20230219

Um case pronto para virar bench



Só dá Santa Catarina. De uma semana para cá, o estado foi notícia pela cassação da vereadora de São Miguel do Oeste que acusou apoiadores de Borsalino (© Madonna) de terem feito uma saudação nazista durante vigília em frente à base do Exército na cidade. Pelo piloto de avião blumenauense condenado por xenofobia ao xingar nordestinos em uma rede social. Pela importação de um olavista detrator do carnaval (entre outros atributos) para chefiar a fundação de cultura.

Se o recorte for mais para trás, a lista envolve violência, preconceito e ignomínia nas mais esdrúxulas combinações. Fora as barbaridades corriqueiras circunscritas à mídia de massa local por não serem grotescas o bastante para interessar ao país. É quase todo dia alguma vergonha diferente deflagrada pelo mesmo motivo: uma mentalidade de extrema direita que, ao se descobrir maioria, abandonou de vez o verniz civilizatório com o qual se disfarçava de conservadorismo.

Que saudade do tempo em que Santa Catarina era apenas um lugar pitoresco no mapa do Brasil. Salvo exceções que confirmam a regra, ninguém de fora (e muitos de dentro) conseguia citar um nome catarinense da política, das artes, da ciência ou do esporte. As primeiras coisas que lhe vinham à cabeça eram Florianópolis, Guga Kuerten ou a Oktoberfest. E então tudo mudou. O estado passou a ser conhecido – e ridicularizado, detestado, boicotado.

A gente revelava onde nasceu a um paulista, um carioca, um baiano, e um sorrisão se abria, seguido de uma imitação de gaúcho, pois até nosso sotaque era ignorado. Hoje você diz que é catarinense e recebe um olhar de desconfiança, como se admirasse aquele empresário que instala estátuas da liberdade na frente de suas lojas de quinquilharias chinesas ou fosse parente daquela idosa que se orgulhou por deixar o STF tão imundo quanto a ficha criminal dela.

O governador que se elegeu com os votos desse eleitorado e, a exemplo de seu colega de São Paulo, está abrigando na máquina estadual o entulho das trevas derrotadas no pleito federal, também não ajuda em nada a desfazer essa imagem. Fosse ele, eu começaria a trabalhar imediatamente para reposicionar Santa Catarina no imaginário nacional. Nem é preciso trair seus ideais oportunistas, basta criar uma agenda positiva que, pelo menos no apelo, pareça “desideologizada”.

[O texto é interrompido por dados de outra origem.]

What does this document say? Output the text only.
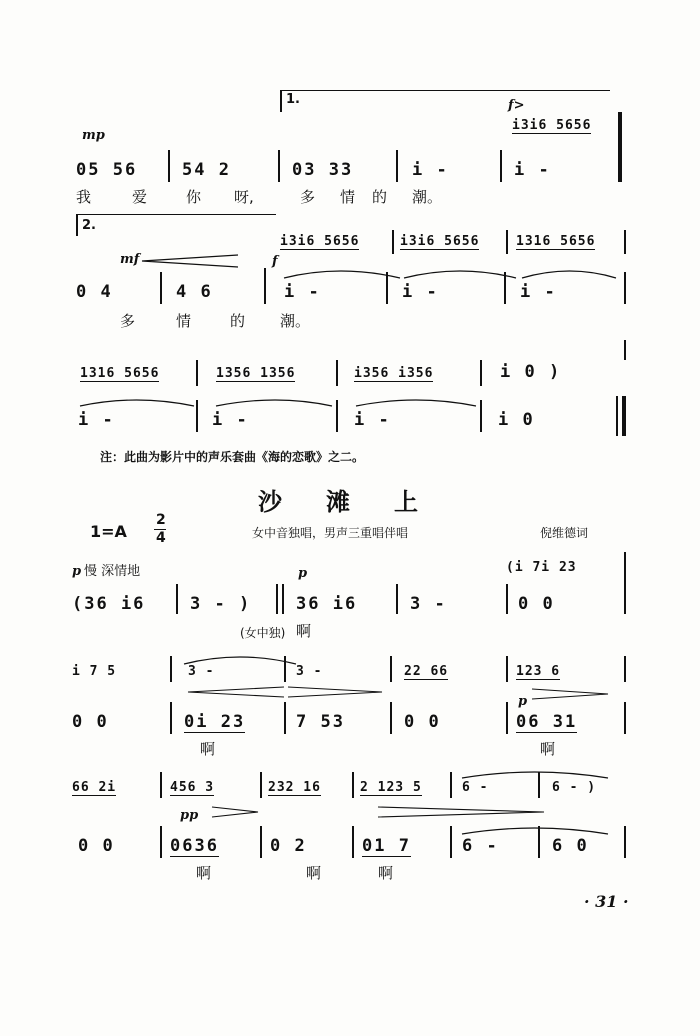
1.
mp
f>
i3i6 5656
05 56	54 2	03 33	i -	i -
我	爱	你 呀,	多 情 的 潮。
2.
mf	f
i3i6 5656	i3i6 5656	1316 5656
0 4	4 6	i -	i -	i -
多	情	的 潮。
1316 5656	1356 1356	i356 i356	i 0 )
i -	i -	i -	i 0
注：此曲为影片中的声乐套曲《海的恋歌》之二。
沙滩上
1=A
2
4	女中音独唱，男声三重唱伴唱	倪维德词
p 慢 深情地	(i 7i 23
p
(36 i6	3 - )	36 i6	3 -	0 0
(女中独) 啊
i 7 5	3 -	3 -	22 66	123 6
p
0 0	0i 23	7 53	0 0	06 31
啊	啊
66 2i	456 3	232 16	2 123 5	6 -	6 - )
pp
0 0	0636	0 2	01 7	6 -	6 0
啊	啊	啊
· 31 ·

Aproveitaria que o verão está bombando e organizaria uma competição com estudantes do ensino fundamental da rede pública. Cada turma escolheria uma praia para analisar as condições da água com microscópios emprestados pela secretaria de educação. A que detectasse a maior quantidade de coliformes fecais poderia ficar com o equipamento em definitivo. Iniciação científica, conscientização ambiental e promoção do turismo em uma tacada.

De carona na popularidade do beach tênis, investiria na criação de outra modalidade a ser disputada na areia: o beach curling. Não que neve seja problema para nós, mas somos tão generosos e democráticos que inventamos uma variante que pode ser praticada por toda a família sobre uma superfície mais comum, apta a ser reproduzida em clubes, estacionamentos e terrenos baldios de outros estados. Mais que atletas, formaríamos cidadãos com espírito coletivo e companheirismo.

Aí quando o filme de Santa Catarina estivesse menos queimado e a opinião pública catarinense mais domesticada, o governo – ou a iniciativa privada, mediante polpudos incentivos fiscais – patrocinaria uma reedição do Fórum Social Mundial aqui. Realizado no Sul da Ilha, o evento traria personalidades para debater temas como a emergência climática e o pós-capitalismo com um viés mais gratiluz do que progressista, encerrando-se com um show de Manu Chao.

Tenho muito mais ideias fáceis, baratas e eficazes para que Santa Catarina volte a gozar da simpatia dos brasileiros ou, na pior das hipóteses, seja lembrada apenas como um destino de férias. Caso alguém com poder, dinheiro ou influência esteja lendo isso e queira viabilizá-las, aviso que aceito pagamento em cash, pix ou depósito bancário. Não trabalho com permuta. Parcelo em três vezes e à vista dou desconto de 5%. Com nota fiscal tem uma taxinha extra.